Serve chilled: Fruit tart tastes best when served chilled. Before serving, remove the tart from the refrigerator and let it sit at room temperature for a few minutes to take off the chill.

Freeze: Fruit tart can be frozen for up to one month. Wrap the tart tightly in plastic wrap and aluminum foil, and place it in a freezer-safe container. To serve, let it thaw in the refrigerator overnight, and then bring it to room temperature before serving.

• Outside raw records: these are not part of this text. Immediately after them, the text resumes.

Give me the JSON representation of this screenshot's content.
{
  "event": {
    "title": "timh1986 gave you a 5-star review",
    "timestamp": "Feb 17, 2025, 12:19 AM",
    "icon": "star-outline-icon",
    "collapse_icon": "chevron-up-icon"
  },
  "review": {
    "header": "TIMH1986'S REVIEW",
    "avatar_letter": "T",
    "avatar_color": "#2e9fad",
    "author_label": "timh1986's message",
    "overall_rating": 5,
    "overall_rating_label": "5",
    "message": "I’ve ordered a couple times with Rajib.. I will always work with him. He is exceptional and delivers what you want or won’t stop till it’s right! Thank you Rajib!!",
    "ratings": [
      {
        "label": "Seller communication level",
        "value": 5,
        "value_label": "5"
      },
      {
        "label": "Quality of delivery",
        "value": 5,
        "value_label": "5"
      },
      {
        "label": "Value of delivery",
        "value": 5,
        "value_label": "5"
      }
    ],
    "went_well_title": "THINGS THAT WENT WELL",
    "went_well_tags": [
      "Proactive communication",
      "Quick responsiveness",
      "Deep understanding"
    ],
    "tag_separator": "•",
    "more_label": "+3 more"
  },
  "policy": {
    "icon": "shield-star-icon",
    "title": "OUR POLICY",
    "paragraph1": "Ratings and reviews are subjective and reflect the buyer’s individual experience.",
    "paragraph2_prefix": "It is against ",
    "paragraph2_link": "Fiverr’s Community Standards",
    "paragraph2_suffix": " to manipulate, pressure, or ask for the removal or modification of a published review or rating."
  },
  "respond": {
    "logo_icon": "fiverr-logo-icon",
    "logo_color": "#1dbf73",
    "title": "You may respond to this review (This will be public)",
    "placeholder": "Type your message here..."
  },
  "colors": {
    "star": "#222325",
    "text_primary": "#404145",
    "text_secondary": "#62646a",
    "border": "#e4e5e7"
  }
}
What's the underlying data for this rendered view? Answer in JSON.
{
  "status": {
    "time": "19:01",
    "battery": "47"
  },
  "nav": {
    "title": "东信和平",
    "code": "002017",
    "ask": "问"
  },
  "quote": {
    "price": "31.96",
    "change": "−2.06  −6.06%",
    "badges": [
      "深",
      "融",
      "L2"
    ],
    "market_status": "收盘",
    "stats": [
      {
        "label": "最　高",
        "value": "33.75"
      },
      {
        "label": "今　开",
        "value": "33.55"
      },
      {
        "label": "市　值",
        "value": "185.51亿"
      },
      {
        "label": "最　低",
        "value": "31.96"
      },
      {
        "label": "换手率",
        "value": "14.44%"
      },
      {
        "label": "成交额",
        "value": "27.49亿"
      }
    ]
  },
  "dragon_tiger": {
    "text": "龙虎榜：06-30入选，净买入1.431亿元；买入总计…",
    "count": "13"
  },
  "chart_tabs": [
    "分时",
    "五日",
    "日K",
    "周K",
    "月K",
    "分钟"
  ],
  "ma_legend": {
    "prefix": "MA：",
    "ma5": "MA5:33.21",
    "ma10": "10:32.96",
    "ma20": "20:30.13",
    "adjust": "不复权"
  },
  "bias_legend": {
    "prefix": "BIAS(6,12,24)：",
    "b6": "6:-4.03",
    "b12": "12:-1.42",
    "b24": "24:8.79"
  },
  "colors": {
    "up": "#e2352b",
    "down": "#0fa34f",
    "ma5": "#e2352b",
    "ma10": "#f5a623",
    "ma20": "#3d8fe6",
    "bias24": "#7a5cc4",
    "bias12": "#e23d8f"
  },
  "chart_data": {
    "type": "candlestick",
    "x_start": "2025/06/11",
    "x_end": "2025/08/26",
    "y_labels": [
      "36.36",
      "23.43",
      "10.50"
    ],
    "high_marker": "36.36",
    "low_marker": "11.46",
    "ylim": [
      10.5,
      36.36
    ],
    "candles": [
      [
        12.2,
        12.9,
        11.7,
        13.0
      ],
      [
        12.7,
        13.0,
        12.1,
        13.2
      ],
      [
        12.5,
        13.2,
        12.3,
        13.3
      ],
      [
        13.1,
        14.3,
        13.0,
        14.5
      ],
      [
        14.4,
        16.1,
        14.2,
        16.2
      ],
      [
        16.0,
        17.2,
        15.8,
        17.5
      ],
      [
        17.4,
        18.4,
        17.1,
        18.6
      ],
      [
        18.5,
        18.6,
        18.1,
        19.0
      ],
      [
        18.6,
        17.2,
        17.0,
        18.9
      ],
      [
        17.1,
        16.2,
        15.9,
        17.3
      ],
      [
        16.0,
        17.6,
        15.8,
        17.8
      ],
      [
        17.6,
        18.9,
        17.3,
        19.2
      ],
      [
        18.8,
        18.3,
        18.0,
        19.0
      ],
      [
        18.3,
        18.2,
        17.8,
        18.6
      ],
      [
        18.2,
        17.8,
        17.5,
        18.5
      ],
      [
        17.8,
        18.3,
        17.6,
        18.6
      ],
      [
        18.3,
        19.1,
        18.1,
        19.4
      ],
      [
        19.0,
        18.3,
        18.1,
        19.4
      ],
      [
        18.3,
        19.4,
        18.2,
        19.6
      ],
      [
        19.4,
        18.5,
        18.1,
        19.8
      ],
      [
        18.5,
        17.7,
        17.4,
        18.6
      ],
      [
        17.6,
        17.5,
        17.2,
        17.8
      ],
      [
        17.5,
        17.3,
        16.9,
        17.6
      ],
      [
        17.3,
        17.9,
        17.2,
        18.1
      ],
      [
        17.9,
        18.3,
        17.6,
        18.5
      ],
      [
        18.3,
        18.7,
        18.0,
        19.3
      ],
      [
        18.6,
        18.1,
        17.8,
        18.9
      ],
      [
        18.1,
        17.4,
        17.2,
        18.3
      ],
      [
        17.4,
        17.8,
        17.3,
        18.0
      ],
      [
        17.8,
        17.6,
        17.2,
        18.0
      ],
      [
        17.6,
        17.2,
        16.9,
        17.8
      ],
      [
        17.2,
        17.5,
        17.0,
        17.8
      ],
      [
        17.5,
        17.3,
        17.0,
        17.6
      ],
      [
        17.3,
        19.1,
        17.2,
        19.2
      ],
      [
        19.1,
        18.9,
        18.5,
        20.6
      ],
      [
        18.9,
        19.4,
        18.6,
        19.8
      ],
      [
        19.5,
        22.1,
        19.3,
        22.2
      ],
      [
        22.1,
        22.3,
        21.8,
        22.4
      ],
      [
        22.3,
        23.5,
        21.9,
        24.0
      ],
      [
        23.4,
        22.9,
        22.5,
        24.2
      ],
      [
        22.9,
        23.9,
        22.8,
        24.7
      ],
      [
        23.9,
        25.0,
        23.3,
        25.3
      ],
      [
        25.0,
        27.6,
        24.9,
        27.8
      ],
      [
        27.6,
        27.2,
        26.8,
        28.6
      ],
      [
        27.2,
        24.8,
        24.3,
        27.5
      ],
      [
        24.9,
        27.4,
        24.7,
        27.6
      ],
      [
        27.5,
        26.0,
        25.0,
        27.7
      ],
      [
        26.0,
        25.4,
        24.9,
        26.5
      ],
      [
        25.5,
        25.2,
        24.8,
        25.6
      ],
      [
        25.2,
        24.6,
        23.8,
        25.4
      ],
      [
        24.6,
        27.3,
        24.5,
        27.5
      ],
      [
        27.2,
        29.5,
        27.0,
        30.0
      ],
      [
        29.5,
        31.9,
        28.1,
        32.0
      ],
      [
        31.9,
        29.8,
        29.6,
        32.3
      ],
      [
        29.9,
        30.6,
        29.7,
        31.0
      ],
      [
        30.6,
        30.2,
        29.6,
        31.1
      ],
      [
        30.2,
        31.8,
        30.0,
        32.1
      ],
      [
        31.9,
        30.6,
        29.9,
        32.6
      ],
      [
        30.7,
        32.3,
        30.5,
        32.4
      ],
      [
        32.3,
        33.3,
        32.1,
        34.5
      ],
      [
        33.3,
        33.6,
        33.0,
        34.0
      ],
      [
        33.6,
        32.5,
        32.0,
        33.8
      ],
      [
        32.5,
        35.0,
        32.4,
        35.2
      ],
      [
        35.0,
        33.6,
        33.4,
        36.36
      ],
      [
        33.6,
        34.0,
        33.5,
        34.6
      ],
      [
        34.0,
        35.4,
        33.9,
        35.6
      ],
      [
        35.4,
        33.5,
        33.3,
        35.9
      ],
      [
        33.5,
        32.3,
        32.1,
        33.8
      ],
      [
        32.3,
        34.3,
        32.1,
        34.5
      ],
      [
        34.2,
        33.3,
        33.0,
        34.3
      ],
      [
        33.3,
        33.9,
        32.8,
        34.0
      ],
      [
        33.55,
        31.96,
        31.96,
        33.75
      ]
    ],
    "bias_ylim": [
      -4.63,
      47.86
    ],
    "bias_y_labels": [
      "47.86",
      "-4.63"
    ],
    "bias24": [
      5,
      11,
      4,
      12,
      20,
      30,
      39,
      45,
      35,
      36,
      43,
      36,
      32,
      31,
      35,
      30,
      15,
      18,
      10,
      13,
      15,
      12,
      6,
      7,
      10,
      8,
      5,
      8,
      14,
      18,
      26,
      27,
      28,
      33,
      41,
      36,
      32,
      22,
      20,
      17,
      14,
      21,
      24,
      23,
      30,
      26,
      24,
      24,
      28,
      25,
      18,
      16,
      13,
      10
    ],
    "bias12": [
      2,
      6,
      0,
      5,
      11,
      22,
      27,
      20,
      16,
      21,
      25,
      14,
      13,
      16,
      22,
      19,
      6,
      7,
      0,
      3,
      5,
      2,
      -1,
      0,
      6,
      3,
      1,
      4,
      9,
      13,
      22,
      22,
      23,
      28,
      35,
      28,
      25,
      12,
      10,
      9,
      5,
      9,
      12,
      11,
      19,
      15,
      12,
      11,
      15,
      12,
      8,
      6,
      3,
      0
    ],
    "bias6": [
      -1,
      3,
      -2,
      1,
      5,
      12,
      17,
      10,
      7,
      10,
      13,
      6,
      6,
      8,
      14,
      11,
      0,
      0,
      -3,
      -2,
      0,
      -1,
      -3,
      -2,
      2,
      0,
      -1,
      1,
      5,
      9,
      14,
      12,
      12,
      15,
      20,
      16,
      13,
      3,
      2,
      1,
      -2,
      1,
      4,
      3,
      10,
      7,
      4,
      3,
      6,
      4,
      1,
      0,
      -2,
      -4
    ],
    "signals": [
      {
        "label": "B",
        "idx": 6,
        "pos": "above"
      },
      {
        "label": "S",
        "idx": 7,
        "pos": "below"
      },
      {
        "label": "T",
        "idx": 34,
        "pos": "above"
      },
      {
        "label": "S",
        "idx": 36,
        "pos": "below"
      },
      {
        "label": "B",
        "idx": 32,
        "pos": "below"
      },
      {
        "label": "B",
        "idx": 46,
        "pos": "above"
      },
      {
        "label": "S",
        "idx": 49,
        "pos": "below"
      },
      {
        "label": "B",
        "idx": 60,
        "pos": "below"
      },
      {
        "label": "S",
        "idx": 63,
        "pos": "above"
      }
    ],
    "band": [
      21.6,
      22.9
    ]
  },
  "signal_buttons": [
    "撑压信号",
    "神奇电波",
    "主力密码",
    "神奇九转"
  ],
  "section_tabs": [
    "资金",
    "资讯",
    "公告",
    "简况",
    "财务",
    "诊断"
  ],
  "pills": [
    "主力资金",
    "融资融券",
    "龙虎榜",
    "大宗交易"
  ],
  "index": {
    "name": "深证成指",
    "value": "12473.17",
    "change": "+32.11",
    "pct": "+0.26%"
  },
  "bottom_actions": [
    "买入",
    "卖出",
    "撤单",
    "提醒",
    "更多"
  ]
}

Try this fruit tart recipe for your next brunch, dinner party, or just as a sweet treat for yourself, and let me know how it turns out!

Fruit Tart Recipe

Ingredients

For the crust:

  • 1 1/2 cups all-purpose flour
  • 1/2 cup unsalted butter chilled and cubed
  • 1/4 cup granulated sugar
  • 1 egg yolk
  • 2-3 tablespoons ice water

For the filling:

  • 2 cups milk
  • 4 egg yolks
  • 1/2 cup granulated sugar
  • 1/4 cup cornstarch
  • 1 teaspoon vanilla extract

For the topping:

  • 2 cups fresh fruit such as strawberries, blueberries, raspberries, kiwi, or mango, sliced or diced
  • 1/4 cup apricot preserves
  • 1 tablespoon water

Instructions

  • Preheat the oven to 375°F (190°C).

For the crust:

  • In a food processor, pulse together the flour, butter, and sugar until the mixture resembles coarse crumbs. Add the egg yolk and pulse until the mixture comes together into a ball. Add the ice water, one tablespoon at a time, until the dough is moist and holds together.
  • On a floured surface, roll out the dough into a 12-inch circle. Transfer the dough to a 9-inch tart pan with a removable bottom. Trim the edges and prick the bottom with a fork. Line the crust with parchment paper and fill it with pie weights or dried beans. Bake for 15 minutes.
  • Remove the weights and parchment paper, and continue baking for an additional 10-12 minutes or until the crust is golden brown. Let cool completely.

For the filling:

  • In a medium saucepan, heat the milk until it begins to simmer. In a separate bowl, whisk together the egg yolks, sugar, cornstarch, and vanilla extract until smooth. Gradually whisk in the hot milk until combined.
  • Return the mixture to the saucepan and cook over medium heat, whisking constantly, until the custard thickens and begins to bubble, about 5-7 minutes.
  • Pour the custard into the cooled crust and smooth the top with a spatula. Chill in the refrigerator for at least 2 hours.

For the topping:

  • Arrange the sliced fruit on top of the chilled custard in a decorative pattern.
  • In a small saucepan, heat the apricot preserves and water until the mixture is smooth and liquid. Brush the glaze over the fruit.
  • Chill the tart for an additional 30 minutes or until the glaze has set. Serve chilled.